# eskimo quick flip 2



## peon (Feb 28, 2005)

im looking to get a new flip over shanty, and was wondering about the seats in the eskimo quick flip 2. i really like the frabill's but the price is pushing me away, the eskimo seems to be pretty nice for the price but i have never seen one in person and wondered how these seats are.


----------



## triton189 (Nov 6, 2009)

peon said:


> im looking to get a new flip over shanty, and was wondering about the seats in the eskimo quick flip 2. i really like the frabill's but the price is pushing me away, the eskimo seems to be pretty nice for the price but i have never seen one in person and wondered how these seats are.

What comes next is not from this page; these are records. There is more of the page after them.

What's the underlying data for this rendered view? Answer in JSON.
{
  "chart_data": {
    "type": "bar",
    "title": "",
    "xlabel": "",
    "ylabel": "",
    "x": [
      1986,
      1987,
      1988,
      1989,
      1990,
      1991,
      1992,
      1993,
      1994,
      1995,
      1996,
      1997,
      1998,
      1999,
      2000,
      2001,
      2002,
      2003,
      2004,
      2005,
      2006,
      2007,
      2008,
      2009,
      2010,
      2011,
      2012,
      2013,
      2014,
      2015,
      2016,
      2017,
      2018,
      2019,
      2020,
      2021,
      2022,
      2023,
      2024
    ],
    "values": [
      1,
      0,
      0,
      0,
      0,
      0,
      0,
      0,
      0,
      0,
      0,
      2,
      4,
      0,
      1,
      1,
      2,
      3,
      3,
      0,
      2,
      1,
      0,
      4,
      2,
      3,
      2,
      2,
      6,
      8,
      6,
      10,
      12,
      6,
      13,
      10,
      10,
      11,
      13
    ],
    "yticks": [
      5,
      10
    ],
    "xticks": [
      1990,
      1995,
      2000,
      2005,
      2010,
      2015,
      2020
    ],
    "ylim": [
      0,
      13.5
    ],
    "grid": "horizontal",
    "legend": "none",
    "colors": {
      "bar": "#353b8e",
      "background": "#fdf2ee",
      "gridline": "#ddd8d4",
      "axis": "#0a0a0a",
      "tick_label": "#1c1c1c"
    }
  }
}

I have one and the seats are great! The seats actually flip up and you can store your rods under them. Mine has a table in between the seats that can be removed. It is a heavy duty unit! Only draw back is it is quite heavy!


----------



## Minnowhead (Jan 12, 2011)

I know the Eskimos are pretty much top shelf shanties. I think Otters are the only one that can beat them, but they are BIG BUCKS. I believe Marks Bait and Tackle is the Eskimo dealer, perhaps he can show you one. Post up some pics when you get it if you can.


----------



## bassmastermjb (Apr 8, 2004)

I sell the Quick Flip II's for $375.00 at the shop. You will have to pay at least $125.00 in shipping charges to have them shipped in from out of state.........Mark


Mark's Live Bait-Tackle And Ammo
7271 ST Rt 14
Ravenna,Ohio 44266
330-296-3474 Shop
330-221-5213 Cell


----------



## nick99 (Mar 8, 2010)

got mine from mark last year think about getting a new one this year i have the 180 now but want a 2 person


----------



## peon (Feb 28, 2005)

Thanks for the info guys. Think I might just keep my old shanty and get a hub style shanty this year.... could always start saving early next year for a nice 2 man flip over


----------



## Fishingislife (May 20, 2004)

peon said:


> Thanks for the info guys. Think I might just keep my old shanty and get a hub style shanty this year.... could always start saving early next year for a nice 2 man flip over


Peon, I found a 2 man shanty with a floor for $100... text me if your interested.


----------